Mark Sass, a teacher since 1994, teaches at Legacy High School in the Adams Five Star School District.
Kudos to the Denver New Millennium Initiative (NMI) teachers for their work on the Denver Report. The report offers ways to implement the Ensuring Quality Instruction Through Educator Effectiveness Act (EQuITEE Act), formerly known as SB 191.
The Denver New Millennium Initiative (NMI) unites an innovative, energized group of early-career teachers, diverse in experience but committed to making a difference for students. We teach in eleven districts in the Denver metro area with a variety of students in myriad grades and subject areas. We entered the profession through diverse routes, from Teach for America to a traditional undergraduate program at the University of Colorado. We share common beliefs about the future of teaching and learning, fortified through our unique perspectives, which motivate us to advocate for a new vision for transforming education in the Denver metro area, in Colorado and nationally.
It is heartening to see teachers committed to our profession and to transforming education.
Among other sensible proposals, the report emphasizes the use of teachers as peer evaluators. The EQuITEE Act made a significant change to who can evaluate teachers. Prior to its passage only administrators could evaluate teachers. New language in the Act will allow teachers, after being designated by administrators and after receiving training, to evaluate their peers. The Denver Report says the following about teacher evaluations:
The long history of evaluation failure has been partially attributed to a lack of effective evaluators. We believe that an evaluation system is only as strong as its evaluators; therefore, a rigorous selection process must be in place to ensure high-quality educators—who have proven their own effectiveness —are selected to serve in these leadership roles.
Involving teachers in this process is key to an evaluation process that is fair and accurate. For too long teachers have sat on the sidelines while poor quality teachers practiced in their midst. In my experience teachers would shrug their shoulders and claim it wasn’t their job to call out their colleague. Technically, they were right. But not now.
The report explicitly explains how to implement a peer evaluation system while also recognizing the limitations of resources that will need to be dedicated to their proposal. But if we are to improve the quality of teachers in the classroom, we will need to increase AND re-prioritize resources. This will mean that some high-quality teachers will be out of the classroom for a few years. Interestingly the most vehement voices against teachers on special assignment are teachers.
Some teachers are uncomfortable with being evaluated by a colleague—it changes their relationship. I think this comes from a lack of understanding of the role of an evaluator.

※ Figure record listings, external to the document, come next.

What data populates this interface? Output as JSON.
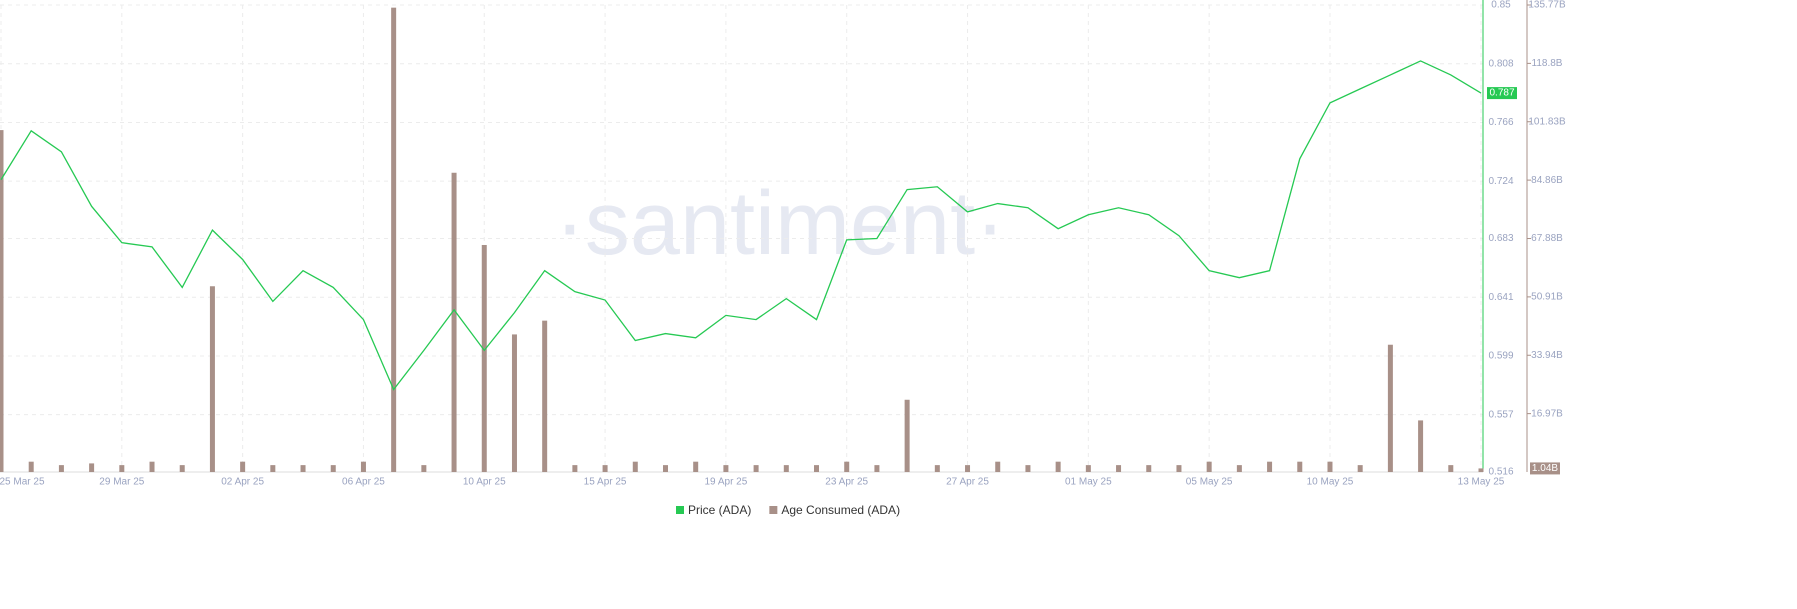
{
  "chart_data": {
    "type": "line-bar",
    "watermark": "·santiment·",
    "categories": [
      "25 Mar 25",
      null,
      null,
      null,
      "29 Mar 25",
      null,
      null,
      null,
      "02 Apr 25",
      null,
      null,
      null,
      "06 Apr 25",
      null,
      null,
      null,
      "10 Apr 25",
      null,
      null,
      null,
      "15 Apr 25",
      null,
      null,
      null,
      "19 Apr 25",
      null,
      null,
      null,
      "23 Apr 25",
      null,
      null,
      null,
      "27 Apr 25",
      null,
      null,
      null,
      "01 May 25",
      null,
      null,
      null,
      "05 May 25",
      null,
      null,
      null,
      "10 May 25",
      null,
      null,
      null,
      null,
      "13 May 25"
    ],
    "series": [
      {
        "name": "Price (ADA)",
        "color": "#26c953",
        "kind": "line",
        "axis": "y",
        "values": [
          0.725,
          0.76,
          0.745,
          0.706,
          0.68,
          0.677,
          0.648,
          0.689,
          0.668,
          0.638,
          0.66,
          0.648,
          0.625,
          0.575,
          0.603,
          0.632,
          0.603,
          0.63,
          0.66,
          0.645,
          0.639,
          0.61,
          0.615,
          0.612,
          0.628,
          0.625,
          0.64,
          0.625,
          0.682,
          0.683,
          0.718,
          0.72,
          0.702,
          0.708,
          0.705,
          0.69,
          0.7,
          0.705,
          0.7,
          0.685,
          0.66,
          0.655,
          0.66,
          0.74,
          0.78,
          0.79,
          0.8,
          0.81,
          0.8,
          0.787
        ]
      },
      {
        "name": "Age Consumed (ADA)",
        "color": "#a89088",
        "kind": "bar",
        "axis": "y2",
        "values": [
          99.4,
          3,
          2,
          2.5,
          2,
          3,
          2,
          54,
          3,
          2,
          2,
          2,
          3,
          135,
          2,
          87,
          66,
          40,
          44,
          2,
          2,
          3,
          2,
          3,
          2,
          2,
          2,
          2,
          3,
          2,
          21,
          2,
          2,
          3,
          2,
          3,
          2,
          2,
          2,
          2,
          3,
          2,
          3,
          3,
          3,
          2,
          37,
          15,
          2,
          1.04
        ]
      }
    ],
    "price_badge": "0.787",
    "age_badge": "1.04B",
    "ylim": [
      0.516,
      0.85
    ],
    "yticks": [
      0.516,
      0.557,
      0.599,
      0.641,
      0.683,
      0.724,
      0.766,
      0.808,
      0.85
    ],
    "y2lim": [
      0,
      135.77
    ],
    "y2ticks": [
      {
        "value": 16.97,
        "label": "16.97B"
      },
      {
        "value": 33.94,
        "label": "33.94B"
      },
      {
        "value": 50.91,
        "label": "50.91B"
      },
      {
        "value": 67.88,
        "label": "67.88B"
      },
      {
        "value": 84.86,
        "label": "84.86B"
      },
      {
        "value": 101.83,
        "label": "101.83B"
      },
      {
        "value": 118.8,
        "label": "118.8B"
      },
      {
        "value": 135.77,
        "label": "135.77B"
      }
    ],
    "grid": true,
    "legend": "bottom"
  }
}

The second reason some teachers do not like teachers being on special assignment is because it may mean fewer teachers in the classrooms. This is especially true today with the draconian cuts to education. But I would argue that quality trumps quantity.
Overall the report is a wonderful example of teachers proactively attending to issues that impact their profession. For teachers concerned with implementation of the EQuITTEE Act I suggest you read the report and hopefully recognize that the Act moves us in the right direction especially when teachers are involved in its implementation.